A Straight Rain: A Story about Their Gathering in Tokyo

Anis Maryani
Chapter #30

29 || Memoar

“KAKAK!”

Rena memekik. Napasnya tersengal. Keringat bercucuran dengan deras. Kain hangat yang semula menempeli dahi, terjatuh begitu ia menegakkan tubuh. Baru saja terlihat kembali kejadian kelam itu dengan begitu jelas. Memori itu, bermunculan di alam bawah sadarnya. Panas masih terasa di pelupuk mata, dan ia pun terisak setelah menarik kedua kaki dan memeluk lutut. Cukup lama ia meratapi kejadian yang tadi melesak masuk dalam mimpi.

Ia akhirnya tahu, bahwa sang kakak pergi dari dunia ini karenanya.

Teringat akan orang tuanya, Rena menarik napas dalam-dalam, membuangnya kuat-kuat. Setelah merasa cukup rileks, ia amati ruangan termpatnya terbangun ini. Ada tirai pemisah juga tiang infus, serta pasien monitor. Ranjangnya juga seperti yang sering Rena lihat di klinik atau rumah sakit.

Siapa yang membawaku ke sini?

Di atas nakas tergeletak ponsel yang Rena ingat sebelumnya jatuh di taman. Sambil terdiam memandangi ponsel itu, ia bertanya-tanya apakah ada yang menghubunginya saat tak sadarkan diri.

Setengah jam kemudian Rena izin untuk segera dipulangkan. Ia berjalan menyusuri koridor dengan pikiran yang berkecamuk.

"Oh, thanks God, you have awake!"

Wajah Rena terangkat menyertai langkah yang terhenti. Seorang pria berlari kecil ke arahnya. Pria itu mengenakan topi bisbol.

"How do you feel right now? Much better?"

Kedua alis Rena terangkat. Setelah berpikir lima detik, ia akhirnya mengenali wajah pria yang sepertinya berumur beberapa tahun di atasnya itu, kemudian bertanya dengan pengucapan bahasa Inggris yang tidak begitu lancar, "You are ... the person who saved me?" Lagi-lagi ditolong sama dia, Rena menggumamkan pernyataan ini dalam hati. Sekarang ia merasa berhutang budi karena dalam satu waktu saja sudah banyak pertolongan dari pria ini.

"Previously I had some business at Ueno Park too, and unexpectedly, God brought us together again.
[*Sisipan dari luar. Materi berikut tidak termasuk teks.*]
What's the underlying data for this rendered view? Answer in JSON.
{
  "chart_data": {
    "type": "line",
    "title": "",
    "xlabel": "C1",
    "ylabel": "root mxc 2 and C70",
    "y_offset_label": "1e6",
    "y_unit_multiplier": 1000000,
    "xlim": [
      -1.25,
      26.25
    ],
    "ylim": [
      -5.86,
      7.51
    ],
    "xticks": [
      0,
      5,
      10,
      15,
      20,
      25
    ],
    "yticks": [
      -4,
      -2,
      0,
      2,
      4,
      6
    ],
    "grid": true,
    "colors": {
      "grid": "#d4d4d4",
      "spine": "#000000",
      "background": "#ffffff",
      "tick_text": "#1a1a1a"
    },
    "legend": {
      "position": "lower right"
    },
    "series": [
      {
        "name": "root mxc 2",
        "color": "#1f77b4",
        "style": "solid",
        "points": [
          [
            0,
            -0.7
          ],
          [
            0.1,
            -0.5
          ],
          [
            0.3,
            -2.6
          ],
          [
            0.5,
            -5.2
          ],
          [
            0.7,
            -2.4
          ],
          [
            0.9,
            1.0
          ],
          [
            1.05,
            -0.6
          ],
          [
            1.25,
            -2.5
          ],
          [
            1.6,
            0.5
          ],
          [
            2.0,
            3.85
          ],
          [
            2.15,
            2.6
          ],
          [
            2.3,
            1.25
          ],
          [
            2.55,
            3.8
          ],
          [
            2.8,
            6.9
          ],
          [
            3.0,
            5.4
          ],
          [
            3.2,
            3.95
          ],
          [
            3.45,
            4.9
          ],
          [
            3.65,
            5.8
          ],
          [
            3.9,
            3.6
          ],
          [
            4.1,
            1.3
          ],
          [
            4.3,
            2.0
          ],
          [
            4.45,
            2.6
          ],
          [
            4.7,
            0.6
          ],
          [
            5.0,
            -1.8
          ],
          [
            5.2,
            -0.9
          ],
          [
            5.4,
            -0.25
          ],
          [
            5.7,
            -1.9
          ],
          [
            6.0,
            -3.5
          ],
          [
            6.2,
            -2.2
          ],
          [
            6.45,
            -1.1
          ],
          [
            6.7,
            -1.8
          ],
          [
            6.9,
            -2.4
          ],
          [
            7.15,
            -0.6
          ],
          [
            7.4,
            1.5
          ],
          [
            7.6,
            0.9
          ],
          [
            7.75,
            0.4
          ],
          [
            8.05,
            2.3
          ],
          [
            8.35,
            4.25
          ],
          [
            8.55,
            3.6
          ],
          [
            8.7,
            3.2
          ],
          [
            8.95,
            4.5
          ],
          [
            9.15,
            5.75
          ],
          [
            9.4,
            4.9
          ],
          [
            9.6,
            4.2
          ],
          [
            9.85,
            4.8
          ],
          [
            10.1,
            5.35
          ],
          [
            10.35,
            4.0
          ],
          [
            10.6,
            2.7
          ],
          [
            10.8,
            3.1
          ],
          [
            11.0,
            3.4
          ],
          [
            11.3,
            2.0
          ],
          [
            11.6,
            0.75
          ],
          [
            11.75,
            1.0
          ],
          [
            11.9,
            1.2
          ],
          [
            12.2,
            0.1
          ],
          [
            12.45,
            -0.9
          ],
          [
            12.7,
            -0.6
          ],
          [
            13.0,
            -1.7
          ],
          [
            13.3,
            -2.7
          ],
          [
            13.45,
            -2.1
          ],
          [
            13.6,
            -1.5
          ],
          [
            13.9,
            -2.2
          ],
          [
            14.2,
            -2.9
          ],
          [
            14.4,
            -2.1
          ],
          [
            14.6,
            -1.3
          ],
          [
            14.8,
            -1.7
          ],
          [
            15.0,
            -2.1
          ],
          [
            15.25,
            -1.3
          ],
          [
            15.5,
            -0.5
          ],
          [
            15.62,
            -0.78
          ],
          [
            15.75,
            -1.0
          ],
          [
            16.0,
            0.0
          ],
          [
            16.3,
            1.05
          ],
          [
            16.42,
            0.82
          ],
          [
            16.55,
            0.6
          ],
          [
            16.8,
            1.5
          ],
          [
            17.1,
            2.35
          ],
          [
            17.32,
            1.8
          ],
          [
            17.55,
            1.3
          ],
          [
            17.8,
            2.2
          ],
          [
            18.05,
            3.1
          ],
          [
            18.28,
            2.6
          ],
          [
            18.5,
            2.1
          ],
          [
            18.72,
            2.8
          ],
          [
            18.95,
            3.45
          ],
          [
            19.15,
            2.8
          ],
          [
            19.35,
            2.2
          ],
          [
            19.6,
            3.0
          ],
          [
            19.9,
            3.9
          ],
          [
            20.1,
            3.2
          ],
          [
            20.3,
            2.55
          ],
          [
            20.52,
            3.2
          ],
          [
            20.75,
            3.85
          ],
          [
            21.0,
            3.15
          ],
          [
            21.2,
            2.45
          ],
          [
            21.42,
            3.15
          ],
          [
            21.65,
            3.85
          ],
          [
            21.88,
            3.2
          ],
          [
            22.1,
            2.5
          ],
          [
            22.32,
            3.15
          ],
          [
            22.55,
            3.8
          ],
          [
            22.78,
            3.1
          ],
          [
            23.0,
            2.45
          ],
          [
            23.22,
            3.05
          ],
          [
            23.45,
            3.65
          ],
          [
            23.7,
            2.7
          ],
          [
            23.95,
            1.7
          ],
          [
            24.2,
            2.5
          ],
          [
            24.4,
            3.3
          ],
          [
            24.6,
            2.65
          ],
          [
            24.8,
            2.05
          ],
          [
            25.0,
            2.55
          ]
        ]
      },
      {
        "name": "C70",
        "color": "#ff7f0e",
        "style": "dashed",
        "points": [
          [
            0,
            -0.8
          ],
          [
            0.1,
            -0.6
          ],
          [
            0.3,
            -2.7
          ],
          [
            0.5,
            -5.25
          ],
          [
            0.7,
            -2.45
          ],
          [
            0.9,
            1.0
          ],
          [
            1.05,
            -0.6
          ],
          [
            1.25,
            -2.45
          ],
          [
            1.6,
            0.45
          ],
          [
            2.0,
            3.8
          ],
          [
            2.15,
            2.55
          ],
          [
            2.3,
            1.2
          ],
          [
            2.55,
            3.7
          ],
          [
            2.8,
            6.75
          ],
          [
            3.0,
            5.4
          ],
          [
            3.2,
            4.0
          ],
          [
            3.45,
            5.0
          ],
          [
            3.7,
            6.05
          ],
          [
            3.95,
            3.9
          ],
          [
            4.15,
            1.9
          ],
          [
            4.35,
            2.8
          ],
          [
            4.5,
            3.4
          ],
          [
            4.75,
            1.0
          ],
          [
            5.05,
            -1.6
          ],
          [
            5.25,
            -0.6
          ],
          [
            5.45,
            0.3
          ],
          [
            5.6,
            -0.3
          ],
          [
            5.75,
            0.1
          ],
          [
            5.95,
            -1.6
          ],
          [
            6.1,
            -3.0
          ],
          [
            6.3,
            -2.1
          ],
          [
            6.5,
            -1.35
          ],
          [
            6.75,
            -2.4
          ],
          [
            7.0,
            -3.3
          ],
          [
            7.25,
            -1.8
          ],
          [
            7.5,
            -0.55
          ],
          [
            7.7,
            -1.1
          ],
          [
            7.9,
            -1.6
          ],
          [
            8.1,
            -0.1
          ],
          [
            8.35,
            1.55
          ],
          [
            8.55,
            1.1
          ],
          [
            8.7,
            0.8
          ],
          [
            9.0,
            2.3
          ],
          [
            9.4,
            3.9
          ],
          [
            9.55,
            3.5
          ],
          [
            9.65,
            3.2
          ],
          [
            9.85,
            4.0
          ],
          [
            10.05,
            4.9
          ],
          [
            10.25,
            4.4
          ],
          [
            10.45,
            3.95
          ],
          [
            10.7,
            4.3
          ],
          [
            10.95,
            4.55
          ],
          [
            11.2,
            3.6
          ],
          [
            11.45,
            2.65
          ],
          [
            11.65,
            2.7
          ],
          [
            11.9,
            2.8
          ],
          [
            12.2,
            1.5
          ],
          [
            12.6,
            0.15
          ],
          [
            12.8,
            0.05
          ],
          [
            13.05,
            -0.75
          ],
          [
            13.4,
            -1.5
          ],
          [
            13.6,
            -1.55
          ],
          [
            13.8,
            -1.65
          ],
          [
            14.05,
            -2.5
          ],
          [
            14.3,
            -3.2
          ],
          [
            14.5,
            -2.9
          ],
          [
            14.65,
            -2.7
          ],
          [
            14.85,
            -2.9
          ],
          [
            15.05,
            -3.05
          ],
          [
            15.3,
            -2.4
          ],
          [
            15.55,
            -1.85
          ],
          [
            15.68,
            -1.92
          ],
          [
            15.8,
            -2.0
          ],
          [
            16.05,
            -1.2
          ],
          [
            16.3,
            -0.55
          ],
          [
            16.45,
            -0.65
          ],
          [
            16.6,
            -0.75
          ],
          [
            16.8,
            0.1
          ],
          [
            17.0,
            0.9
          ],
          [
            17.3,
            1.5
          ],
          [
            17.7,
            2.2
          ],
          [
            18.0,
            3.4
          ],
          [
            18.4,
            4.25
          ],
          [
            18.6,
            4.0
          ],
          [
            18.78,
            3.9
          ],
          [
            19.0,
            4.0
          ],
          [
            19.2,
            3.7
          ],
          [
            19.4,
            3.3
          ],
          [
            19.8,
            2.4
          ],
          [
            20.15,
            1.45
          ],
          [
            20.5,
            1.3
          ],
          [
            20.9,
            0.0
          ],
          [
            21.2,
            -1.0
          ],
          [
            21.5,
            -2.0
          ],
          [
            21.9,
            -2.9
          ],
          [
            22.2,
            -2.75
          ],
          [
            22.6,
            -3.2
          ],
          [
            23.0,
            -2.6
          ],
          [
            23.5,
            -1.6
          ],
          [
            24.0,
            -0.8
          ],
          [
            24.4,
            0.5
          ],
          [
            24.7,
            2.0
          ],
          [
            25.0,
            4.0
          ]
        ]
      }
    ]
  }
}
Maybe He has destined me to be your angel." Pria itu menarik sudut bibir, memperlihatkan senyum ramah.

Rena masih menunduk seraya menggigit bibir."Itsumo osewani nari, makoto ni arigatou gozaimashita," [Saya sangat berterima kasih atas bantuan yang selalu kamu berikan,] ucapnya dengan sedikit membungkukkan tubuh.

Pria itu terkekeh atas suguhan kata yang teramat formal dari Rena. "Arigatou to itta koto ga, mou nankai gurai deshouka?" [Kira-kira sudah berapa kali, ya, kamu mengucapkan terima kasih?]

Rena memberanikan diri untuk sedikit mengangkat wajah, lalu tersenyum malu-malu.

"Jaa, kenkou ga yoku nattara, sugu ni kaetta hou ga ii." [Kalau kondisimu sudah membaik, aku rasa sebaiknya kamu segera pulang.] Pria itu memberi saran. "Ie wa chikaku ni arimasuka? Soretomo yado ni tomatteimasuka?" [Rumahmu dekat sini? Atau tinggal di penginapan?]

Kepala Rena rasanya berdenyut kembali disuguhi rentetan pertanyaan berbahasa Jepang itu. Jadi ia menjawab dengan bahasa Inggris, "My lodging is near Waseda University. I can take a taxi."

"Let me help you to find it." Sebelum Rena mengucapkan terima kasih lagi atau menolak tawarannya, pria bertopi bisbol ini segera memotong, "Kamaimasen yo. Douitashimashite." [Tidak masalah. Sama-sama.] Ia tersenyum lagi, menularkan kehangatan ke dalam batin gadis di hadapannya.